Land Watch

Land reform could slay egg-laying goose

Don’t slay the goose

The South African government’s plans to regulate land ownership fit in with a global trend, but require careful handling if a valuable egg-laying goose is not to be slain in the process.

Next to the ugly scenes of confrontation in parliament during last week’s State of the Nation Address (SONA) by President Jacob Zuma, his announcement during the address to turn plans for land property regulation into legislation received the most international news coverage.

From the internationally viewed SkyNews to papers in Zimbabwe, Nigeria, Europe – the world over – the media carried news agency reports about the plans to slap restrictions on land ownership in the country. This includes restrictions on foreign ownership and on the size of individual farming units.

In the present highly confrontational, radicalised and distrustful South African party-political scene land ownership has become a very emotive and politically charged subject, with the broader picture often getting lost.

It is probably regrettable, at best, that the South African government saw its way clear to launch its plans in such a charged atmosphere and that not more had been done first to build some consensus around the issue among all stakeholders.

International backdrop

The fact is that some restrictions on land ownership, and particularly foreign ownership in most countries of the world is the rule rather than the exception.

In a list prepared by the international real estate organisation International Living under the headline “To Have or to Lease: A Global Guide to Property Ownership Rules and Restrictions,” only France, Italy and Spain out of the 26 countries listed have no restrictions on foreign fixed property ownership.

Among the countries with some restrictions listed are Australia, Canada and New Zealand. Often these restrictions are coupled to the size of properties, in some instances as small as one to five acres or in the case of commercial property 50% domestic shareholding.

In May last year the international NGO ActionAid, with a branch in South Africa, published a report under the title “The Great Land Heist: How the world is paving the way for corporate land grabs”, describing what it calls a “wave of land grabs” across the world. This “wave” is driven by factors like the growing global population in the face of finite agricultural resources and global warming.

The report writes: “The current wave of land grabs is not simply an opportunistic response by investors looking to cash in on the rising value of land and agricultural resources since the 2007-08 food crisis, but is rather acceleration of a longer term process via which corporations, assisted by governments, have been trying to assert control over all stages of the farming and food system, often at the expense of smallholder farmers.
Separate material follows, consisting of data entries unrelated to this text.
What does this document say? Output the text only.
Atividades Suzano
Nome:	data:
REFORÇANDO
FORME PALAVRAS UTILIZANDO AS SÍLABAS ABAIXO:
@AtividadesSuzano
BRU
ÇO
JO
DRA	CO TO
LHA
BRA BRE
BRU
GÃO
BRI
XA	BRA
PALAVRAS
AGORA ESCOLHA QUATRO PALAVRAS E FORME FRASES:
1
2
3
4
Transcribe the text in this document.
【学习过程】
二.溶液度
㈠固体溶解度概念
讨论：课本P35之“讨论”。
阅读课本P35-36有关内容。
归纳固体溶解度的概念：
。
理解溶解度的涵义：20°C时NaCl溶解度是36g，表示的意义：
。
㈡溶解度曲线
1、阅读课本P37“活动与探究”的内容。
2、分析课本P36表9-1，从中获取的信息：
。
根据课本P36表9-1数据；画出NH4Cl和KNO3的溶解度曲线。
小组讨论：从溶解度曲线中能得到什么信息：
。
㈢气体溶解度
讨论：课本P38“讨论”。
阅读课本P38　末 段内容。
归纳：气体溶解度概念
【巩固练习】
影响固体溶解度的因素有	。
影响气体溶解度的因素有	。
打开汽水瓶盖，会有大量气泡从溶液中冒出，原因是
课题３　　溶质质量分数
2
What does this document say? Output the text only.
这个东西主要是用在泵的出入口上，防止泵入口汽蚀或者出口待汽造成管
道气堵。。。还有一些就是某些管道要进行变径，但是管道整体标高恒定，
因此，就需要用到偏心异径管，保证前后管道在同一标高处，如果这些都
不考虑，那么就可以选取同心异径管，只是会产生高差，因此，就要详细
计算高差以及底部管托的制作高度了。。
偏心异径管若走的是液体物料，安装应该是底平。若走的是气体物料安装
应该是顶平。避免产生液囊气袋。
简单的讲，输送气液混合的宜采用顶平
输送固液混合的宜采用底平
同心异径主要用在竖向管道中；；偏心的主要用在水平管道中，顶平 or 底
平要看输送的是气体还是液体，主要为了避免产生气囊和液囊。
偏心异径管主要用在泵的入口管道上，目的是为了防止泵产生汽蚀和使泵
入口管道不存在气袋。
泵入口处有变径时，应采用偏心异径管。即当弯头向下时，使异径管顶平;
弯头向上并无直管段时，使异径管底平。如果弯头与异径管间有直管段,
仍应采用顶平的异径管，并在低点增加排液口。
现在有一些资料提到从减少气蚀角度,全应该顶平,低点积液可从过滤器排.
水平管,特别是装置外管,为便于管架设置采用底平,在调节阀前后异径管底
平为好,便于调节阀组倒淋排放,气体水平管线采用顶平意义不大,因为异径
“This battle over not just land, but over the future model of agriculture itself, poses an immediate threat to the future of smallholder farming.”

South African challenge and opportunity

It is against this background that South Africa should be very careful to allow short term political goals, dominated by vote-catching strategies, to cloud its plans to reform land ownership and the agricultural industry rooted in it.

It is, for instance, lamentable that there was nothing in the SONA and subsequent statements about turning around the dismal record of assistance to smallholder farmers, many of whom have been beneficiaries of land redistribution programmes.

Fact is, considering that due to aridity only 13.5% of the country’s available land is suitable for crop production, its agricultural industry has performed a near miracle.

Not only is the country self-sufficient in virtually all major agricultural products, but also a food exporter of note.

According to FAOSTAT, South Africa is one of world's largest producers of: chicory roots (4th); grapefruit (4th); cereals (5th); green maize and maize (7th); castor oil seed (9th); pears (9th); sisal (10th); fibre crops (10th). The dairy industry consists of around 4 300 milk producers providing employment for 60 000 farm workers and contributing to the livelihoods of around 40 000 others.

As pointed out in another article, and considering that Europe is the main destination of the country’s agricultural products, this position constitutes a huge strategic advantage in ever more complicated international trade conditions.

Besides this it should be kept in mind that agriculture not only contributes handsomely to foreign currency earnings, but employs in the order of a million people, with another close to eight million people directly or indirectly dependent on agriculture for their employment and income.

Important national asset

All of this makes the industry a hugely important and valuable national asset. It is, however, an asset that does not only depend on the land. More important, are the skills and knowledge of local conditions that have been build in the industry over generations.

To lose those skills could come at the expense of breaking the back of the industry. It would amount to slaying the goose that lays some very handy and essential golden eggs.

It is to be hoped that the government will proceed with great caution and a truly inclusive process in the implementation of its plans to reform land ownership and the agricultural industry that goes with it.